Foi criada nesta quarta-feira, 17, em Brasília a Frente Parlamentar Mista de Economia Digital, uma iniciativa que os acontecimentos do final do dia devem tornar totalmente inócua.

Ministro Kassab está enrolado. Foto: Agência Brasil.

Liderada por Thiago Peixoto (PSD-GO), a nova frente conta com bastante apoio do setor de TI. Uma nova da organização falava no apoio de Facebook, Google, Apple, IBM, Microsoft, Uber, 99, Airbnb, Spotify, Totvs, Netflix e Abes.

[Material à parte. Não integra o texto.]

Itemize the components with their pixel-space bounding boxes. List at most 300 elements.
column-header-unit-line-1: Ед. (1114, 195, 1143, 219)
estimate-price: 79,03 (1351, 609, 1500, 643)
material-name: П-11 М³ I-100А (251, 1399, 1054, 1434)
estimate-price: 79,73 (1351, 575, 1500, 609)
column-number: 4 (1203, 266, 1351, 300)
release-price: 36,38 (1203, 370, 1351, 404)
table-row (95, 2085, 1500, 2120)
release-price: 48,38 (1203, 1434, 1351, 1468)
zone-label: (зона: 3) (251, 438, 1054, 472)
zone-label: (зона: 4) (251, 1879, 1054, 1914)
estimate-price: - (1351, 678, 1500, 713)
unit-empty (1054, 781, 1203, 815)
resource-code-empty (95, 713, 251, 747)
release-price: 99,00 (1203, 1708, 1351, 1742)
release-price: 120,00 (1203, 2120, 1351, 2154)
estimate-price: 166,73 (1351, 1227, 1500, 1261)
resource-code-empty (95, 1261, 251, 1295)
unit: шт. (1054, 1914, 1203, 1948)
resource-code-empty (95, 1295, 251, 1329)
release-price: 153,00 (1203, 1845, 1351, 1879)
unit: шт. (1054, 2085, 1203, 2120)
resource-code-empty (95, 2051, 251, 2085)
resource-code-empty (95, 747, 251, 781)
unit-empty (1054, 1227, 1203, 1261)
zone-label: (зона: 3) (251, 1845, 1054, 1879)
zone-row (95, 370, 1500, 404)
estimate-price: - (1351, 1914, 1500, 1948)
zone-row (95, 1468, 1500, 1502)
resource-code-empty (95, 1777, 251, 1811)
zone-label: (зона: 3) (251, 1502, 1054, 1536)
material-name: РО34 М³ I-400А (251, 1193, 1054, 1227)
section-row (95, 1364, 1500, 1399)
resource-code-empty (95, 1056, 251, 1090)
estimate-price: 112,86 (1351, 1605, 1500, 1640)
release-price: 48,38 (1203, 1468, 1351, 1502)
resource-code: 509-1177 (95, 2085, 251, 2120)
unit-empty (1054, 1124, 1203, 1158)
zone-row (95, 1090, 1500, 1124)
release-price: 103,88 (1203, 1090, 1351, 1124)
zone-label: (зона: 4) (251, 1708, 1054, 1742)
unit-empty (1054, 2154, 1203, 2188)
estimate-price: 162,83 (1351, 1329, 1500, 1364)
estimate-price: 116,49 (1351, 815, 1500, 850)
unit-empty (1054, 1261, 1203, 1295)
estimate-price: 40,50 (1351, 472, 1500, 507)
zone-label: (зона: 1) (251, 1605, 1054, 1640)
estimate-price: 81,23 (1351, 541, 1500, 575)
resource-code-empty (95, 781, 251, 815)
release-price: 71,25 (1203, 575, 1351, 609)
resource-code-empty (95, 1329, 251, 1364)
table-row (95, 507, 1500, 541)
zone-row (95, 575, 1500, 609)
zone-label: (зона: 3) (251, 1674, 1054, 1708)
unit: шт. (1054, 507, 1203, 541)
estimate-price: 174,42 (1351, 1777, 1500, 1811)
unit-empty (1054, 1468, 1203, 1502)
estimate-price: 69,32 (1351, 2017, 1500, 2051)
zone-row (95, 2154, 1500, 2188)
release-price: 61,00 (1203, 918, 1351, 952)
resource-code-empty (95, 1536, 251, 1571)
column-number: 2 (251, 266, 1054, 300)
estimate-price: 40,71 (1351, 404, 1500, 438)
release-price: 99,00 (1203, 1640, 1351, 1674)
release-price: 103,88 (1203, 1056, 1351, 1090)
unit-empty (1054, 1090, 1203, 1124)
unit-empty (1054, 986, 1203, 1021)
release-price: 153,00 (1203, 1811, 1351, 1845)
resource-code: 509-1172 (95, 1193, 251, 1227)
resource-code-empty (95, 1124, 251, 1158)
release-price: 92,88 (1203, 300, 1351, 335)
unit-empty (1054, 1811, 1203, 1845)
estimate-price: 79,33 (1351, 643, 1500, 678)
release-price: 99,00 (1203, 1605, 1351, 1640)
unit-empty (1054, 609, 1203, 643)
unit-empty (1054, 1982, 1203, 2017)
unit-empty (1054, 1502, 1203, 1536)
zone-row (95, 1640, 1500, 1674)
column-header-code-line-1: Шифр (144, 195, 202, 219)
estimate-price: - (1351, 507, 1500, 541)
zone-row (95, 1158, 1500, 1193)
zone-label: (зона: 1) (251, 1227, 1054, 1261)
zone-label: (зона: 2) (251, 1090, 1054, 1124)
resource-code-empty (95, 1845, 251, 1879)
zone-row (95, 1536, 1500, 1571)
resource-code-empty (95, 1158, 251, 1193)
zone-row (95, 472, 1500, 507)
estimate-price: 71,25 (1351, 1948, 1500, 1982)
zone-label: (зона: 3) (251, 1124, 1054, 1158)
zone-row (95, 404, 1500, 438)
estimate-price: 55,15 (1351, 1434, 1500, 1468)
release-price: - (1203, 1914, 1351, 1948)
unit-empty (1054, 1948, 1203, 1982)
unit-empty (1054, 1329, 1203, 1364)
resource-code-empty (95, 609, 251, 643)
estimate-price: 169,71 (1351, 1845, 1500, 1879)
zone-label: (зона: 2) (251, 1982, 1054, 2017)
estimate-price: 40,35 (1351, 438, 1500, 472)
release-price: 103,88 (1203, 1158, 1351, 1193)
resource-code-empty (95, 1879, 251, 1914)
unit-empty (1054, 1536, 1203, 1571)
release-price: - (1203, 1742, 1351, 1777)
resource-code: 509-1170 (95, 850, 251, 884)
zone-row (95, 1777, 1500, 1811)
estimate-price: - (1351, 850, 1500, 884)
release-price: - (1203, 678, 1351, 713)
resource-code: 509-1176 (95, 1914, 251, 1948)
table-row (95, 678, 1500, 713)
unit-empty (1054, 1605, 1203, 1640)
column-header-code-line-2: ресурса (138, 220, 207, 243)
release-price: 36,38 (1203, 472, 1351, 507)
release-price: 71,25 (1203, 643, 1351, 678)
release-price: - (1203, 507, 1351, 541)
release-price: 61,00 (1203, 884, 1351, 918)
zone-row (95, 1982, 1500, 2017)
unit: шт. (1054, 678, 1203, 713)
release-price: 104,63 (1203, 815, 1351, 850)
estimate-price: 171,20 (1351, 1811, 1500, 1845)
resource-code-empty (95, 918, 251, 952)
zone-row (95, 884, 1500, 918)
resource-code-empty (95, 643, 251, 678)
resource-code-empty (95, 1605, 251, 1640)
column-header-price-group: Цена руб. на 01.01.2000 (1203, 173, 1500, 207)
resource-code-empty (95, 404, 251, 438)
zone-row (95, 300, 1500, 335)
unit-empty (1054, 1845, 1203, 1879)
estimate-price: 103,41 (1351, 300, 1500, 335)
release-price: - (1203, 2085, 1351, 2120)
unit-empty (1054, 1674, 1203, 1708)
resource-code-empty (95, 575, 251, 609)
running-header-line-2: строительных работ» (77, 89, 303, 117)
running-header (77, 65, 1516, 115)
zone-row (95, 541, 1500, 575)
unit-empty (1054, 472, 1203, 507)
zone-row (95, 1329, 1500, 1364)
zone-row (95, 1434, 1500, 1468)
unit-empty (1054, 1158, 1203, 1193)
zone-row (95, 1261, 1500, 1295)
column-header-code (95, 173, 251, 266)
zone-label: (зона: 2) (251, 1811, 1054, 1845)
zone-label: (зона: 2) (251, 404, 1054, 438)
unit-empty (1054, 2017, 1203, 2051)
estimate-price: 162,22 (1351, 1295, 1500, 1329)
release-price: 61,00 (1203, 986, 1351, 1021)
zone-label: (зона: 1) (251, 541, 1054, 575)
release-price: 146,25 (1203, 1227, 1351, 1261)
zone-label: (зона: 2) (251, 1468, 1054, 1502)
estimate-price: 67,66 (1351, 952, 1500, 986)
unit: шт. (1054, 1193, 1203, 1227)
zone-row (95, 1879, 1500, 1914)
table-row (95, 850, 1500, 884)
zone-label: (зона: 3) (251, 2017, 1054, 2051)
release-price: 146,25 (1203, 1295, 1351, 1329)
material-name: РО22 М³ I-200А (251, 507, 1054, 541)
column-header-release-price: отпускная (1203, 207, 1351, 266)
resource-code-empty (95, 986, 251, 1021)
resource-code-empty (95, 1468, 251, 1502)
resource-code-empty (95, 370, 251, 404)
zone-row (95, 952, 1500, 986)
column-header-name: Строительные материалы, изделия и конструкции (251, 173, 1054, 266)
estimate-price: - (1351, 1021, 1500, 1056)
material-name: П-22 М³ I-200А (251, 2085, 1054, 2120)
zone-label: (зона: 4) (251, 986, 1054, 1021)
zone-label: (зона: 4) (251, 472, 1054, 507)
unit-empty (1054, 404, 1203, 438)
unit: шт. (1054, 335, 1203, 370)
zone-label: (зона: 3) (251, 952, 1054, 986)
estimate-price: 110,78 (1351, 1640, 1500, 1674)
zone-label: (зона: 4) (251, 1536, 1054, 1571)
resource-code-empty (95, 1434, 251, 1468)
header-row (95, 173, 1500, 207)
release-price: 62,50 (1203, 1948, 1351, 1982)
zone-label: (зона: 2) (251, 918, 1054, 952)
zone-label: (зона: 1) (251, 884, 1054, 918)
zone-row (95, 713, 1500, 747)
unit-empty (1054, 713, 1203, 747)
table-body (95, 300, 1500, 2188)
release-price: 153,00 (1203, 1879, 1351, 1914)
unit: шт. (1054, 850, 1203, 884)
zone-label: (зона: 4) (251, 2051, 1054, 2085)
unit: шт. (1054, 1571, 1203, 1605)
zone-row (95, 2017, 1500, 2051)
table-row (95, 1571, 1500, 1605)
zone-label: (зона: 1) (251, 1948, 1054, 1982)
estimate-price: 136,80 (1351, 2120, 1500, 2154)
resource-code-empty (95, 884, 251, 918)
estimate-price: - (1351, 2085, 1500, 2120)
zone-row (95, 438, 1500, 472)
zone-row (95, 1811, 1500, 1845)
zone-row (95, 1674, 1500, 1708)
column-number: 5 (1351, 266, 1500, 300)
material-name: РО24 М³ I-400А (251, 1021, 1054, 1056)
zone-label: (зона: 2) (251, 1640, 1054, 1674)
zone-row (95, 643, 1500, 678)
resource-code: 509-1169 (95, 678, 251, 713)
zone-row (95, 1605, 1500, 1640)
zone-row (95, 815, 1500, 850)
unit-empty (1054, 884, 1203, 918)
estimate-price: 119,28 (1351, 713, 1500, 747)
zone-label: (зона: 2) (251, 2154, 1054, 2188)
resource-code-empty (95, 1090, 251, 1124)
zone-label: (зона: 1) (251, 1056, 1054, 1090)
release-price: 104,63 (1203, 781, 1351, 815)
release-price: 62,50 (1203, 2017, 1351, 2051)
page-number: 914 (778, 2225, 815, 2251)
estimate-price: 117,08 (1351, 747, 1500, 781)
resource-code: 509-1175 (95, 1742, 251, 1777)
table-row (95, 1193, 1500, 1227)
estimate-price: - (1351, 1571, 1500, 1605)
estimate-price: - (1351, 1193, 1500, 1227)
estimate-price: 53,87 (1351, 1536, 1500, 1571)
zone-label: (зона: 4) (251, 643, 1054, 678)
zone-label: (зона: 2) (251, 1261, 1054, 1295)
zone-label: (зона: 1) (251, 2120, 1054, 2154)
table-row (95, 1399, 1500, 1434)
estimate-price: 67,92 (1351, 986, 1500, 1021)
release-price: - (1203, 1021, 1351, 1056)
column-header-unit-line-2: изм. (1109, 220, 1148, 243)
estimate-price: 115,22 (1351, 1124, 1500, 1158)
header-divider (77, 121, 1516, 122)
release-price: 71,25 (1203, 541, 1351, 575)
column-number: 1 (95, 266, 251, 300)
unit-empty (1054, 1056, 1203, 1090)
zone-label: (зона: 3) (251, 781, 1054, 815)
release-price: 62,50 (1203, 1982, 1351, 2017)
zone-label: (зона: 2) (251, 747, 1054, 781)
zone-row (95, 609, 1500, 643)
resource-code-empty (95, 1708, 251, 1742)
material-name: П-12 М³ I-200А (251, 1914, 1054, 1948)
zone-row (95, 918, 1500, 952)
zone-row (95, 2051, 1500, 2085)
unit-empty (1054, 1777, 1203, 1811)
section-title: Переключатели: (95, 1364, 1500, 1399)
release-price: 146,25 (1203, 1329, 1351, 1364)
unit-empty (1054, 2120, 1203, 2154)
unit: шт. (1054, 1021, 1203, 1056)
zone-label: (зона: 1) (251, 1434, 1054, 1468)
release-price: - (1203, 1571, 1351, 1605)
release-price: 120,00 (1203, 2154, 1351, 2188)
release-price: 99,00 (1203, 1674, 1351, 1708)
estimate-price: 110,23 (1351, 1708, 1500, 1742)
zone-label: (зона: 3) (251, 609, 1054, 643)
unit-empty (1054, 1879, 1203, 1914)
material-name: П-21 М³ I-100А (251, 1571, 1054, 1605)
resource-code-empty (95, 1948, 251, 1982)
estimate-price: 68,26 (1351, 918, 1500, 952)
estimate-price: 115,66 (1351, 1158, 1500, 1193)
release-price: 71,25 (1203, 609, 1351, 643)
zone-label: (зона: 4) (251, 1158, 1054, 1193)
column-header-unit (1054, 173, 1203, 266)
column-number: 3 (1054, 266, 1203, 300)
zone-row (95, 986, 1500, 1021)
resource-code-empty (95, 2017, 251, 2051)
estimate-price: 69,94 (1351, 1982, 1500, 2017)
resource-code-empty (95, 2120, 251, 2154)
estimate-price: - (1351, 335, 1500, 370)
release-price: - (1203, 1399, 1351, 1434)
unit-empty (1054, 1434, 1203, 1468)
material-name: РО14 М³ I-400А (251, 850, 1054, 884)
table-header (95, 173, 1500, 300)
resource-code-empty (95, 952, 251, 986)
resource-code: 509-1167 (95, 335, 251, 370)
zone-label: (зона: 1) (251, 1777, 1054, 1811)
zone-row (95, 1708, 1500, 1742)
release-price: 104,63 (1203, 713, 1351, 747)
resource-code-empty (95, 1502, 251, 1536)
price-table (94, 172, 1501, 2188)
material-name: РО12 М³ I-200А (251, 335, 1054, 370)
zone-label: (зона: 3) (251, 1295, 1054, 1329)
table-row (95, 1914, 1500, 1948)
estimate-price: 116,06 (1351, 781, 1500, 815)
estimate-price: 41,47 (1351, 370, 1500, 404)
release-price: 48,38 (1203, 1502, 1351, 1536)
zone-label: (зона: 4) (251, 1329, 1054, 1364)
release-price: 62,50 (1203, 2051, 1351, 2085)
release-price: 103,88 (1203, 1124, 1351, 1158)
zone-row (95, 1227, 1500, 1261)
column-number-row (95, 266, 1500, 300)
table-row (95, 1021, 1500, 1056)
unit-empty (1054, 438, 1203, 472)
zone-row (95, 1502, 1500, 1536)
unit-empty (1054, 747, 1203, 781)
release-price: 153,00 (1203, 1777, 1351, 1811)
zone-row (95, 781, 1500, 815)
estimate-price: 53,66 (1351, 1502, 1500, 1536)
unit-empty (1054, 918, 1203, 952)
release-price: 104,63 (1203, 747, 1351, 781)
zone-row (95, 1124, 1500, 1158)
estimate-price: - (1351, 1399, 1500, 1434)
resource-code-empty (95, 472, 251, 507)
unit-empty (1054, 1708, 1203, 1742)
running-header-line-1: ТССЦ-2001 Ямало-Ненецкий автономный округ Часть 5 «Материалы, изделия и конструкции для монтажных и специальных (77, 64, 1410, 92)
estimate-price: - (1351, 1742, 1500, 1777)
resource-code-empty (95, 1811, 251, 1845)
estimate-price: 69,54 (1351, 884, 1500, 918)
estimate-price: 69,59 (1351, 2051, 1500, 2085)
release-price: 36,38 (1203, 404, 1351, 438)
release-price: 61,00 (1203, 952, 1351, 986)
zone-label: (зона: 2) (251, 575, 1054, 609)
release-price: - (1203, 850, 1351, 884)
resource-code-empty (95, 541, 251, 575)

O ministro de ministro da Ciência, Tecnologia, Inovações e Comunicações, Gilberto Kassab, líder do PSD de Peixoto, também participou do lançamento.

Uma das metas iniciais da frente é evitar uma regulamentação de serviços como o Uber que inviabilize o negócio desse tipo de empresas no país.

As frentes parlamentares são um instrumento de utilidade discutível, na melhor das hipóteses, servindo muitas vezes apenas para os deputados marcarem posição sobre temas frente a eleitorados específicos. 

O artigo da Wikipedia sobre o tema cita como exemplo um deputado participante de 30 diferentes.

A efetividade de uma frente do tipo depende dos nomes envolvidos, do poder de lobby do setor por trás e da receptividade do ambiente político para o tipo de propostas que a frente pode querer levar adiante.

"Hoje, vivemos no mundo digital. Essa frente parlamentar chega no momento exato em que o poder executivo precisa dessa parceria com o Legislativo. Temos extraordinários projetos pela frente", apontou Kassab. 

Infelizmente para o setor de tecnologia do país, o cenário não parece nada bom.

Horas depois do lançamento da frente e das previsões otimistas de Kassab, Brasília implodiu com denúncias contra o presidente Michel Temer, cujo governo para muitos analistas já está terminado.

O nome do ministro Kassab, inclusive, aparece na mesma delação da JBS, como receptor de uma "mesada" do frigorífico que já teria totalizado R$ 14 milhões.

Provavelmente, a repercussão das últimas denúncias consumirá o resto do ano, com 2018 já sendo um ano eleitoral. Pode ser que até lá ninguém mais lembre que um dia existiu uma Frente Parlamentar Mista de Economia Digital.